LES DEUX PHASES DU RÉVEIL.

 

Nous inaugurons cette année, comme la précédente, par une citation d'Adolphe Monod, qui, avec une singulière netteté de vue en même temps qu'avec une grande fermeté de foi, annonçait, il y a plus de vingt-cinq ans, une seconde phase du réveil, venant compléter la première.

 

On s'étonnera peut-être de m'entendre parler de progrès spirituel, à une époque où les enfants de Dieu se plaignent d'un alanguissement général. Mais, entre cet alanguissement (qui, pour le dire en passant n'a rien à faire avec les vices de notre organisation ecclésiastique, puisqu'il se fait sentir également dans toutes les positions), entre cet alanguissement et le progrès que je signale, la contradiction n'est qu'apparente. L'un et l'autre dépendent d'un état de crise et de transition par lequel la première phase du réveil, qui ne nous satisfait plus complètement, fait place à une phase nouvelle, où notre point d'arrêt n'est pas encore bien pris. Notre langueur présente ressemble à celle de l'adolescent, passant de l'enfant à l'homme; le, travail de la croissance, absorbant un moment les forces de la vie, apporte une atteinte temporaire à la vigueur de la constitution, mais pour lui Préparer un développement plus mâle et plus complet.

 

Convenons-en : pur, énergique, fidèle, comme il l'a été, le réveil n'a pu se défendre d'un certain entraînement, propre, nécessaire peut-être aux premières impulsions. Chargé de ranimer la foi presque éteinte, il a paru encore plus occupé d'éclairer que de régénérer le réveil a penché, je ne dis pas versé, du côté du dogmatisme. Nous avons trop analysé le christianisme, pas assez montré Christ ; nous nous sommes trop inquiétés de ce qu'un homme croit, j'ai presque dit de ce qu'il pense, pas assez de ce qu'il fait, de ce qu'il est. Ce n'est pas que nous nous soyons jamais contentés d'une foi de tête, qui n'engagerait pas le coeur et la vie; mais nous avons supposé que là où la doctrine est acceptée, le coeur et la vie ne sauraient manquer de suivre; et c'est en quoi nous nous sommes trompés.

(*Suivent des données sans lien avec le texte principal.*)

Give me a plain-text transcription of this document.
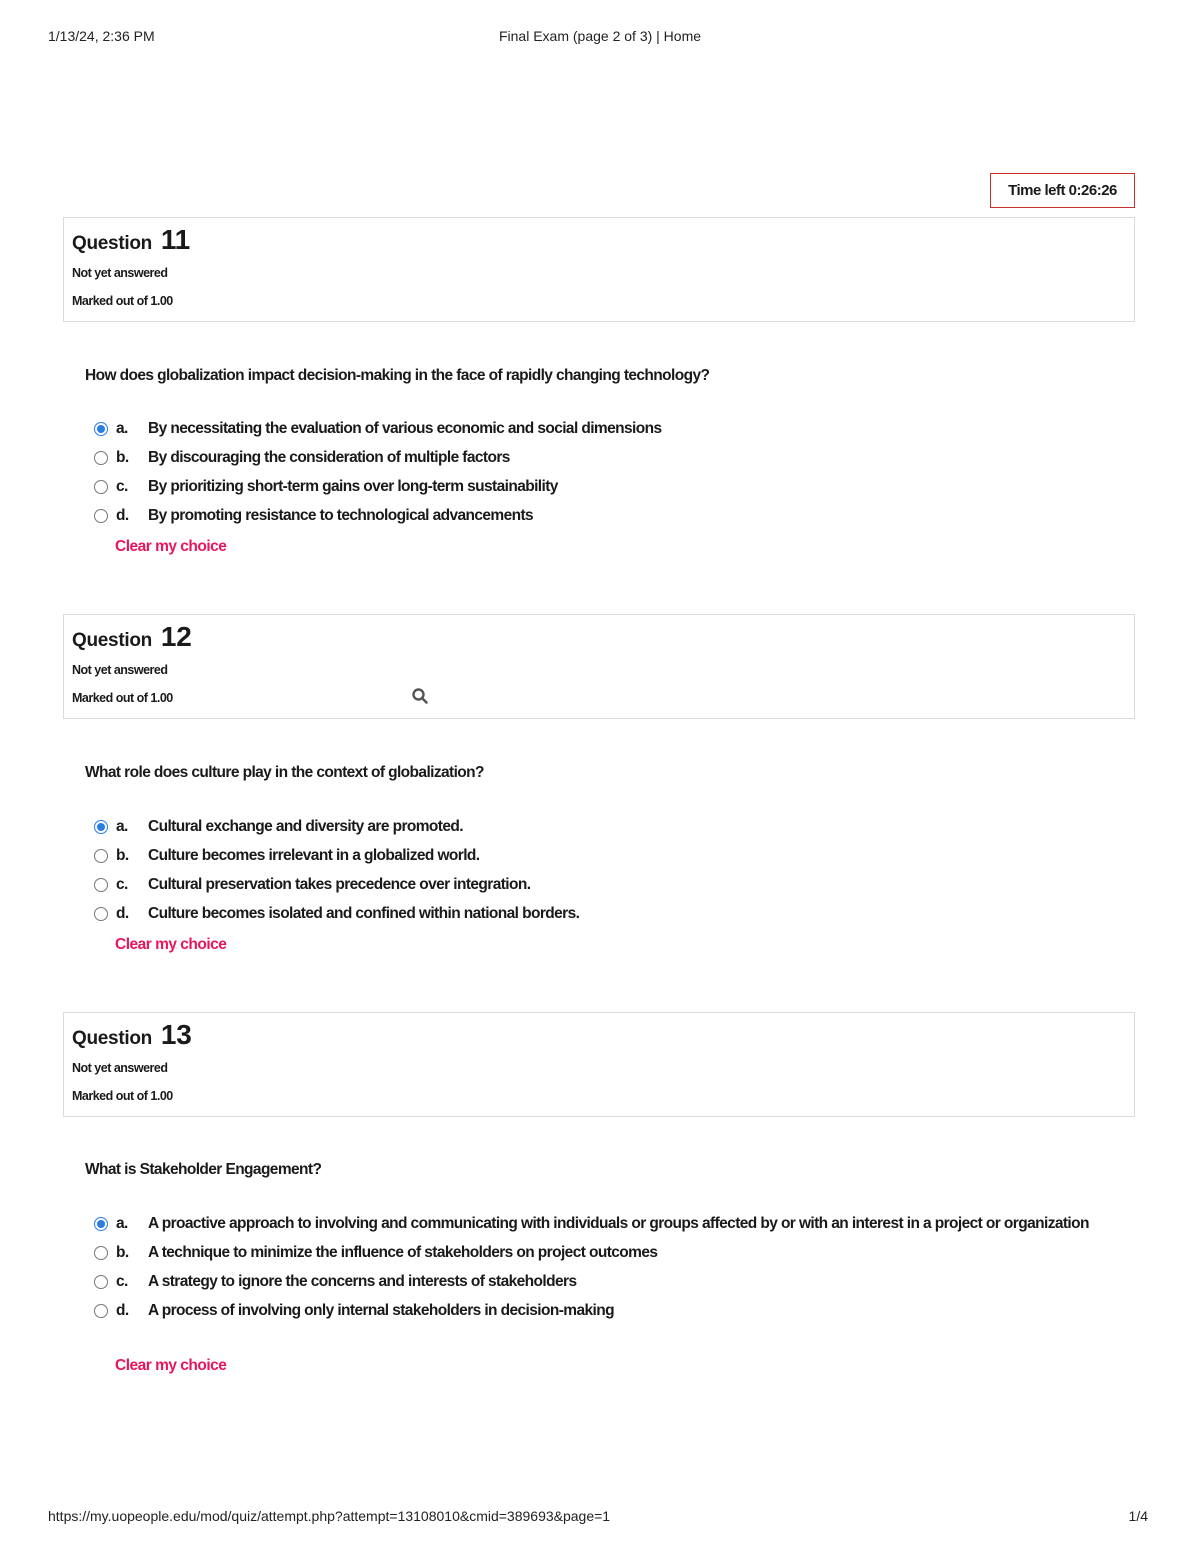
1/13/24, 2:36 PM	Final Exam (page 2 of 3) | Home
Time left 0:26:26
Question 11
Not yet answered
Marked out of 1.00
How does globalization impact decision-making in the face of rapidly changing technology?
a.	By necessitating the evaluation of various economic and social dimensions
b.	By discouraging the consideration of multiple factors
c.	By prioritizing short-term gains over long-term sustainability
d.	By promoting resistance to technological advancements
Clear my choice
Question 12
Not yet answered
Marked out of 1.00
What role does culture play in the context of globalization?
a.	Cultural exchange and diversity are promoted.
b.	Culture becomes irrelevant in a globalized world.
c.	Cultural preservation takes precedence over integration.
d.	Culture becomes isolated and confined within national borders.
Clear my choice
Question 13
Not yet answered
Marked out of 1.00
What is Stakeholder Engagement?
a.	A proactive approach to involving and communicating with individuals or groups affected by or with an interest in a project or organization
b.	A technique to minimize the influence of stakeholders on project outcomes
c.	A strategy to ignore the concerns and interests of stakeholders
d.	A process of involving only internal stakeholders in decision-making
Clear my choice
https://my.uopeople.edu/mod/quiz/attempt.php?attempt=13108010&cmid=389693&page=1	1/4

La sainteté ne peut croître que sur la vérité mais l'arbre peut ne pas donner son fruit. Hélas! il n'est que trop possible à la tête de croire, sans que le coeur soit touché et que la vie se renouvelle! Cela peut arriver aux masses, comme aux individus; et il est à craindre que cela ne soit arrivé, dans une large mesure, au réveil de notre époque. Ce n'est pas non plus que ce réveil n'ait produit de beaux fruits de vraie sainteté. Il a été exemplaire, en particulier, dans cette action chrétienne, si nécessaire si charitable, si évangélique, qui se rapporte à l'extension du règne de Dieu.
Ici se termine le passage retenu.